When I was younger, I would mow the lawn with ear mufflers on. It was a time to be with God and my own thoughts. Quiet time with lawnmower accompaniment. Once–just once and barely for a minute–I had a very quiet Epiphany. I remember it as if it were yesterday. I had turned a corner on the front lawn and all of a sudden everything made sense. Everything seemed to fit together–the existence of God, his infinite love, the passion and death and resurrection of Christ, the trustworthiness of the Church, my own weakness and sin and God’s healing and forgiveness. It was as if the Nicene Creed we are about to recite fell like a little seed into my heart and grew into a fully blooming certainty. It was amazing.
And it was utterly unprovable to anyone else. The two Saint Johns and Jesus and a few others left the Jordan that day totally convinced of the Epiphany they had witnessed. Most of the others went away wondering why it thundered with no lightning. Those who exercised the divine gift of faith experienced God’s awesome presence. Those who did not felt cheated because it hadn’t rained and the crops were going to wither.
I pray that every human being get the opportunity we have had to experience the presence of the Lord–in a retreat, a homily, a conversation, even turning the corner behind a lawn mower. But the precondition is a listening heart, a mind alert, a conscience not seared by sin. I grieve each day when I see most students, instead of listening in conversation with each other, or in silence to the voice of God, get off the school bus with earbuds dangling from their heads. I don’t think they are listening to Scott Hahn MP3's. Their lives are filled with noise and distraction. Our young need to be taught to listen to the voice of God, first by seeing us do that, and then by having the opportunity to do so.
A couple of months ago, my daughter, who has four children, two of whom are in Catholic school, asked me “Dad, why are my children in Catholic school?” I know it’s a struggle, even with a doctor’s income. She faces an incredible tuition when two are in Catholic high schools and two in grade school. So we are committed to helping that family. Why? Not because the Catholic school labs are better than the one I teach in at Johnson. My lab is incredible. Not because the textbooks are better, or even the teachers are better. The difference is that the core mission of every Catholic school is the revelation of Jesus Christ to the students, and the core skill taught is listening to the voice of God speaking to each of those children: You are my beloved child. If I tried to do that in a public school, I would be extending the mission of the school into an area that the Supreme Court has found intolerable. The most important lessons in human life are, despite their value, illegal to teach in a public school.

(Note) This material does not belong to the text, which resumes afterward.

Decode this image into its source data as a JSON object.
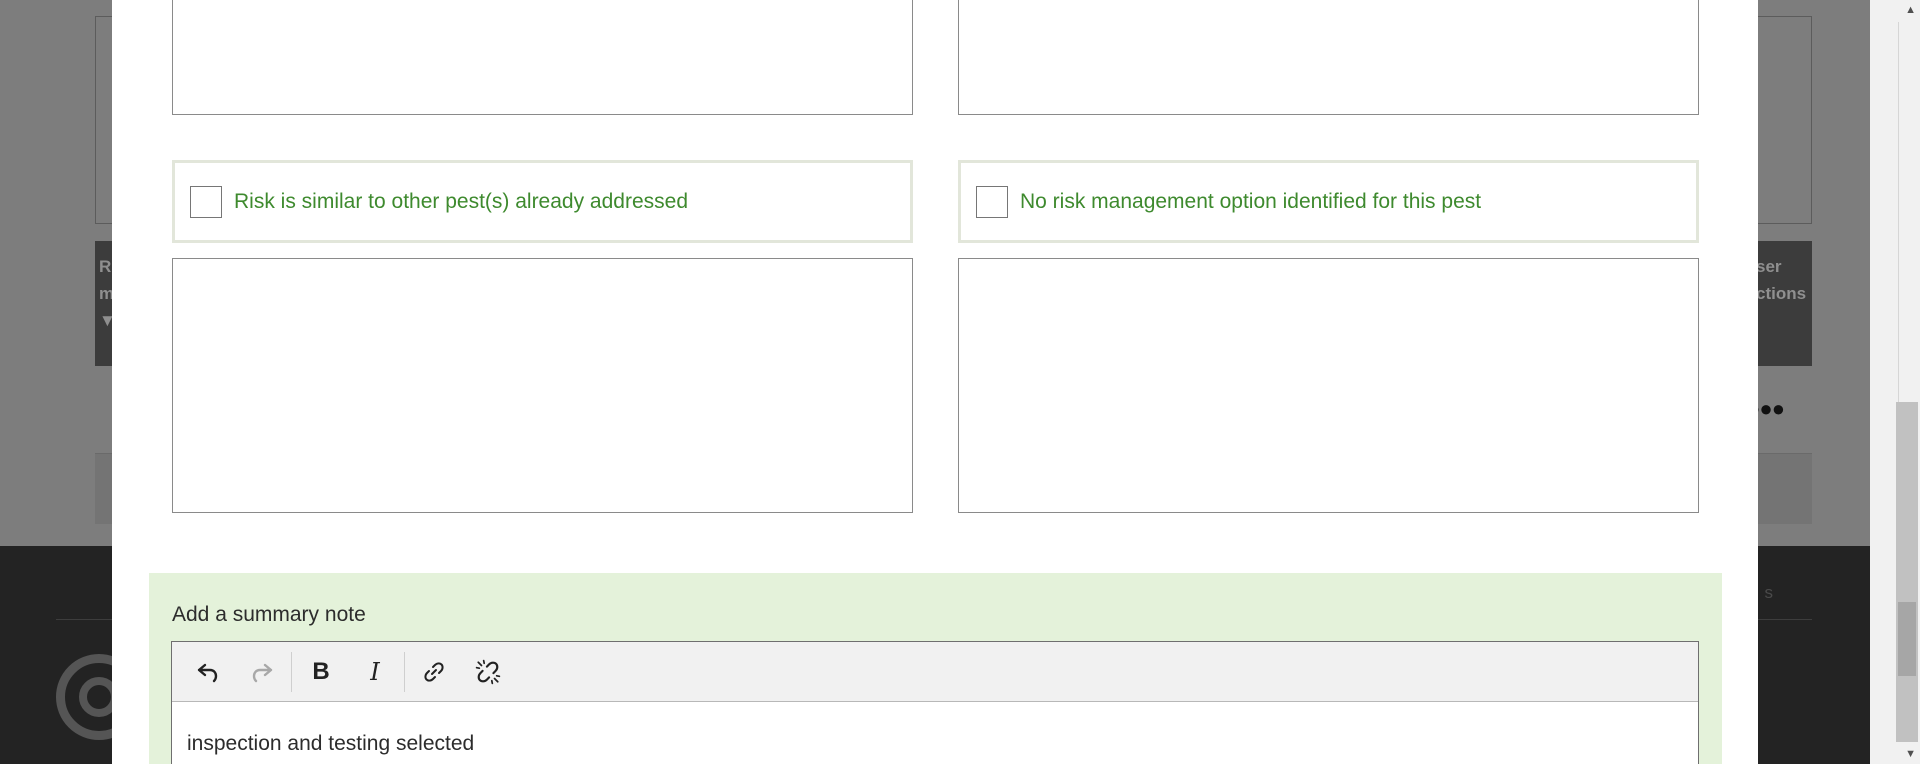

So what can you do to spread the Epiphany to new hearts, minds and souls? Search your resources. Help a family keep their children or put their children into an authentically Catholic learning environment. Make certain that the school you are helping has at least four human contact hours a week in religious and moral instruction. Maybe you have no money–you can pray and you can volunteer your work. If you do have resources, send them to the school for hardship scholarships. You can even tax-deduct the contribution. In line with the theme of Catholic Schools Week, I can testify that Catholic schools pay dividends even when all the other companies on earth are bankrupt.
What was Mary doing when she had her angelic epiphany, the one that changed the world forever? Was she deep in meditation, as the medieval paintings suggest? Maybe not. She surely wasn’t mowing the lawn, but I like to imagine her kneading bread, chanting a psalm and listening for the divine voice. That Divine Word would become the living bread growing inside her. By her listening, and by her “yes,” that Word became the transforming power that brings hope in every age to a lost world.